Visual Voyages: A Postcard Treasury of Global Exploration

Postcards may seem like tourist mementos today, but they were actually an innovative form of communication prior to 1900. Postcards helped create global networks of exchange while simultaneously serving as cultural histories.

Postcards have long been used as tools of business promotion, political support and social activism – this collection exemplifies their historical significance while showing their ability to spark curiosity and provoke thought.

STORIES FROM AROUND THE WORLD

Postcards offer an intriguing glimpse into cultural life at specific moments in history, capturing ideas and images which would otherwise remain obscure. While today postcards may serve mainly as cheap souvenirs of travel or collectors’ items, postcards have historically represented one of the primary forms of human exchange artifacts. They record an array of data such as captions, colorized photographs (unlike black-and-white prints), postal codes, dates, messages and correspondence advertisements – providing historical evidence in miniature form.

Postcard mania reached its height around 1900, when large historical and cultural themes could often be seen playing out through postcards: urbanization; immigration; changing views on women in society; technological innovation; global events like World War I – all documented through billions of postcards produced, sold, sent out or collected as “social archives.” As such they provide powerful links between local and global networks; accumulate value or lose it over time in new discursive contexts; foster family ties across generations, connect communities in dispersion while serving as inspiration sources for artists and designers alike.

Postcards can also serve as an invaluable teaching aid for students conducting ethnographic fieldwork.
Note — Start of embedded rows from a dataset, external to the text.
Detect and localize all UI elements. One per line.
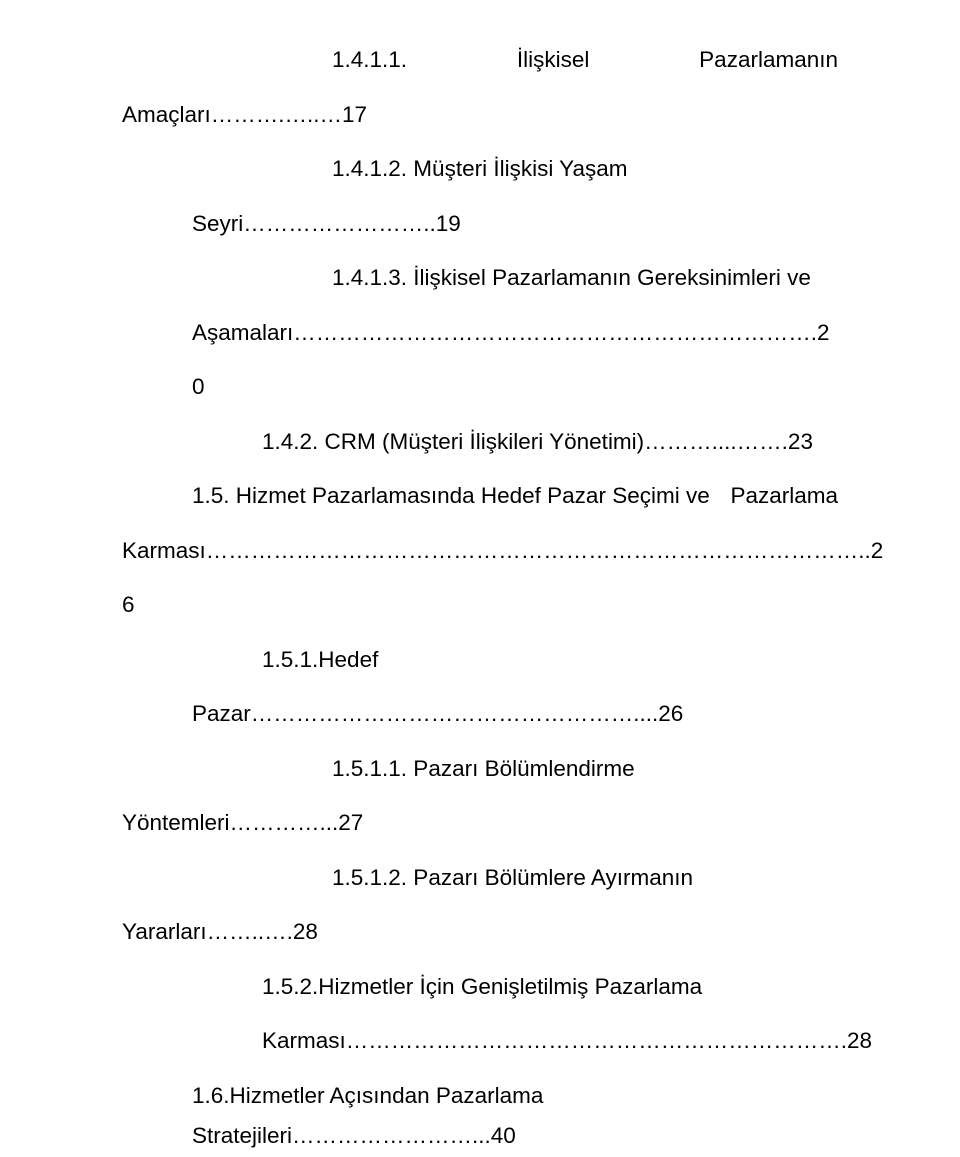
toc-line-18: 1.5.2.Hizmetler İçin Genişletilmiş Pazar… [122, 967, 838, 1008]
toc-text: 1.5.1.1. Pazarı Bölümlendirme [332, 756, 635, 781]
toc-text: Aşamaları…………………………………………………………….2 [192, 320, 830, 345]
toc-text: 1.6.Hizmetler Açısından Pazarlama Strate… [192, 1083, 543, 1149]
toc-line-19: Karması………………………………………………………….28 [122, 1021, 838, 1062]
toc-line-9: 1.5. Hizmet Pazarlamasında Hedef Pazar S… [122, 476, 838, 517]
toc-text: 1.5.1.2. Pazarı Bölümlere Ayırmanın [332, 865, 693, 890]
toc-line-8: 1.4.2. CRM (Müşteri İlişkileri Yönetimi)… [122, 422, 838, 463]
toc-text: 1.5.1.Hedef [262, 647, 378, 672]
section-word: İlişkisel [517, 40, 590, 81]
toc-text: 1.4.1.3. İlişkisel Pazarlamanın Gereksin… [332, 265, 811, 290]
toc-line-4: Seyri……………………..19 [122, 204, 838, 245]
section-word: Pazarlamanın [699, 40, 838, 81]
toc-line-6: Aşamaları…………………………………………………………….2 [122, 313, 838, 354]
toc-line-11: 6 [122, 585, 838, 626]
toc-text: Karması……………………………………………………………………………..2 [122, 538, 883, 563]
toc-line-13: Pazar……………………………………………....26 [122, 694, 838, 735]
toc-line-1: 1.4.1.1. İlişkisel Pazarlamanın [122, 40, 838, 81]
toc-text: Seyri……………………..19 [192, 211, 461, 236]
toc-line-15: Yöntemleri…………...27 [122, 803, 838, 844]
toc-text: Yararları……..….28 [122, 919, 318, 944]
toc-text: 1.5.2.Hizmetler İçin Genişletilmiş Pazar… [262, 974, 702, 999]
toc-line-14: 1.5.1.1. Pazarı Bölümlendirme [122, 749, 838, 790]
toc-line-20: 1.6.Hizmetler Açısından Pazarlama Strate… [122, 1076, 838, 1157]
toc-text: Karması………………………………………………………….28 [262, 1028, 872, 1053]
toc-text: Pazar……………………………………………....26 [192, 701, 683, 726]
toc-text-right: Pazarlama [730, 476, 838, 517]
toc-line-7: 0 [122, 367, 838, 408]
toc-text-left: 1.5. Hizmet Pazarlamasında Hedef Pazar S… [192, 476, 710, 517]
toc-text: 1.4.1.2. Müşteri İlişkisi Yaşam [332, 156, 628, 181]
toc-text: Amaçları……….…..…17 [122, 102, 367, 127]
toc-line-3: 1.4.1.2. Müşteri İlişkisi Yaşam [122, 149, 838, 190]
toc-line-2: Amaçları……….…..…17 [122, 95, 838, 136]
toc-text: 6 [122, 592, 135, 617]
toc-text: 0 [192, 374, 205, 399]
toc-line-17: Yararları……..….28 [122, 912, 838, 953]
toc-text: 1.4.2. CRM (Müşteri İlişkileri Yönetimi)… [262, 429, 813, 454]
toc-line-10: Karması……………………………………………………………………………..2 [122, 531, 838, 572]
toc-line-16: 1.5.1.2. Pazarı Bölümlere Ayırmanın [122, 858, 838, 899]
toc-text: Yöntemleri…………...27 [122, 810, 363, 835]
toc-line-5: 1.4.1.3. İlişkisel Pazarlamanın Gereksin… [122, 258, 838, 299]
toc-line-12: 1.5.1.Hedef [122, 640, 838, 681]
section-number: 1.4.1.1. [332, 40, 407, 81]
Postcards allow them to compare visual imagination with experiences in the field and identify disconcordance between what their expected research site to look like and what actually exists there.

PERSPECTIVES ON TRAVEL

Travel can broaden and broaden one’s perspective of the world. Travel broadens and deepens people’s horizons while strengthening adaptability, helping people appreciate different points of views, experiences (good and bad), and shaping your character. No wonder then that postcards have long been used as an aid in sharing travel adventures with loved ones who couldn’t attend themselves!

Postcards serve as a global medium, creating new connections across cities and nations alike. At The Newberry Library, their extensive collection of postcards from around the world demonstrates their use for commercial and social purposes as well as serving as an important source for studying history, culture and art.

This exhibition showcases an assortment of postcards depicting world landmarks and picturesque scenes, as well as those that document specific cities’ histories. Vintage Buffalo postcards illustrate its path from industrial past to cultural revival; showing resilience and innovation throughout a city that thrives and thrives today.

This collection of postcards not only contains visual content but also administrative records from Chicago-based Curt Teich Company – one of the major producers in the 20th century – that provide researchers with administrative records pertaining to production archives used for postcard production and circulation as well as exploring its social anthropology which has been employed as an ethnography tool.

PERSPECTIVES ON CULTURE

One hundred years ago, postcards were an incredibly popular and innovative social object that combined photographic images with text into physical objects that could be sent long distances – connecting into global circulation networks of print media. Postcards served as an important form of communication that helped build local and global networks among friends, families, businesses, industries and reworked photographic images into multiple discursive contexts.

Postcards are iconic travelling objects that span space and time, accruing or losing value and significance with each change of ownership, before eventually being collected into archives, exhibitions, flea market collector fairs or online collections. This exhibition uses both archival research as well as public sharing of postcards among collectors to present an album of images which demonstrate how global cultures were connected through these small yet powerful objects in early twentieth century.

This collection consists of postcards that depict overtly political subjects such as suffrage, temperance and anti-racist movements; Ku Klux Klan; and lynchings, among many other topics. Furthermore, production archives mainly from Curt Teich Company offer useful material on postcard production processes; this allows the exhibit to explore how these postcards were influenced by producers who expressed their social and cultural beliefs through images they selected to publish.

PERSPECTIVES ON HISTORY

Postcards serve as objects of personal expression and global communication, offering students an exclusive window into specific periods in history while prompting analytical clarity. Long considered popular means of connecting with family, friends and acquaintances; postcards serve as an effective medium to promote tourism, sell business products or engage in social activism – this collection of postcards demonstrates how diverse cultures express themselves through postcards.

Postcards have long been associated with European colonies, yet their vast amount of data reveals much more than just colonial influence. For instance, this collection features postcards depicting various global disasters from early 1900s such as China’s 1920 Gansu Earthquake which claimed over 200,000 lives to smaller events such as Chile’s 1906 Valparaiso Earthquake that caused no deaths.

This exhibition highlights how Europeans employed postcards as temporary communications to establish notions of empire. Postcards showing Indian servants mimicking domestic habits of their masters illustrate complex discourses around racialized hierarchy, shifting social status and colonial anxiety. Drawing upon Lauder Archive collections this show illuminates how these postcards were utilized across cultures at specific points in history.